In March of 2010, then-Attorney General Cuomo reported that 22 arrests had been made after investigations into Northwoods Rehabilitation and Extended Care Facility in Troy, NY and Williamsville Suburban Nursing Home in Amherst, NY. Surveillance footage played key roles in both investigations, revealing instances of alleged neglect and conduct endangering residents.

Proponents of video cameras understand that, without surveillance, much of the abuse and neglect that is occurring may never be discovered. In addition to uncovering instances of mistreatment, many hope that cameras, coupled with posted notices of surveillance, will prevent abuse and neglect from occurring in the first place.

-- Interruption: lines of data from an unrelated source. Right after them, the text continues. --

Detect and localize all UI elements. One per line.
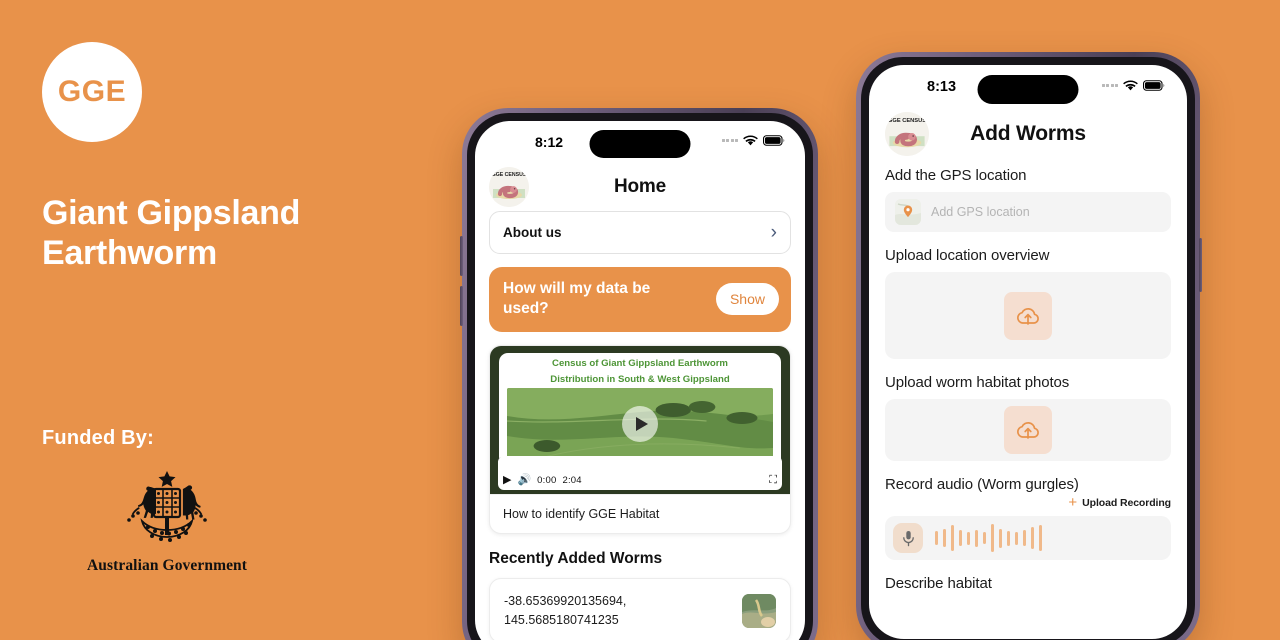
left-branding-panel: GGE Giant Gippsland Earthworm Funded By: xyxy=(42,42,442,602)
video-duration: 2:04 xyxy=(562,474,582,486)
fullscreen-icon[interactable]: ⛶ xyxy=(769,474,777,486)
worm-coordinates: -38.65369920135694, 145.5685180741235 xyxy=(504,592,626,630)
waveform-bar xyxy=(1031,527,1034,549)
status-bar: 8:13 xyxy=(869,65,1187,109)
waveform-bar xyxy=(935,531,938,545)
data-usage-question: How will my data be used? xyxy=(503,280,651,318)
recently-added-worms-title: Recently Added Worms xyxy=(489,549,663,567)
status-time: 8:12 xyxy=(535,134,564,150)
dynamic-island xyxy=(589,130,691,158)
waveform-bar xyxy=(1023,530,1026,546)
gps-input-field[interactable]: Add GPS location xyxy=(885,192,1171,232)
waveform-bar xyxy=(951,525,954,551)
dynamic-island xyxy=(977,75,1079,104)
cloud-upload-icon xyxy=(1004,291,1052,340)
australian-government-logo: Australian Government xyxy=(82,467,252,575)
video-controls: ▶ 🔊 0:00 2:04 ⛶ xyxy=(498,455,782,490)
battery-icon xyxy=(763,135,785,146)
phone-mockup-home: 8:12 GGE CENSUS Home About us › How will… xyxy=(460,108,818,640)
status-indicators xyxy=(1101,80,1166,91)
data-usage-banner: How will my data be used? Show xyxy=(489,267,791,332)
screen-title: Add Worms xyxy=(970,122,1086,145)
status-bar: 8:12 xyxy=(475,121,805,163)
home-screen: 8:12 GGE CENSUS Home About us › How will… xyxy=(475,121,805,640)
waveform-bar xyxy=(983,532,986,544)
home-content: About us › How will my data be used? Sho… xyxy=(475,211,805,640)
location-overview-label: Upload location overview xyxy=(885,247,1050,264)
audio-waveform xyxy=(935,523,1042,553)
funded-by-label: Funded By: xyxy=(42,427,154,449)
describe-habitat-label: Describe habitat xyxy=(885,575,992,592)
screen-title: Home xyxy=(614,176,666,197)
battery-icon xyxy=(1143,80,1165,91)
microphone-button[interactable] xyxy=(893,523,923,553)
worm-list-item[interactable]: -38.65369920135694, 145.5685180741235 xyxy=(489,577,791,640)
video-caption: How to identify GGE Habitat xyxy=(490,493,790,533)
microphone-icon xyxy=(902,530,914,546)
video-card: Census of Giant Gippsland Earthworm Dist… xyxy=(489,344,791,534)
volume-icon[interactable]: 🔊 xyxy=(517,474,531,486)
worm-coordinates-lat: -38.65369920135694, xyxy=(504,593,627,608)
habitat-photo-icon xyxy=(742,593,776,628)
chevron-right-icon: › xyxy=(770,222,777,243)
location-overview-upload-box[interactable] xyxy=(885,272,1171,359)
play-icon[interactable]: ▶ xyxy=(503,474,511,486)
waveform-bar xyxy=(943,529,946,547)
page-title: Giant Gippsland Earthworm xyxy=(42,194,301,272)
app-header: GGE CENSUS Add Worms xyxy=(869,109,1187,159)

However, nursing home surveillance has encountered opposition. Opponents claim that these cameras are an invasion of privacy. A frequently used argument against the use of cameras is that the monitoring infringes not only on the rights of a loved one, but also the rights of fellow residents. Cameras may catch residents during their most intimate moments, such as when they are dressing or undressing. Some nursing home operators also believe surveillance may reduce staff morale, claiming that it may become more difficult to hire and retain caretakers if they constantly feel threatened by the monitoring of video cameras (CNA’s Cost and Benefits of Video Surveillance).

These arguments against video monitoring may be valid. But is slightly less privacy worth the potential reduction in abuse and neglect, along with the peace of mind gained by residents and their families? With the right rules and regulations, I think so.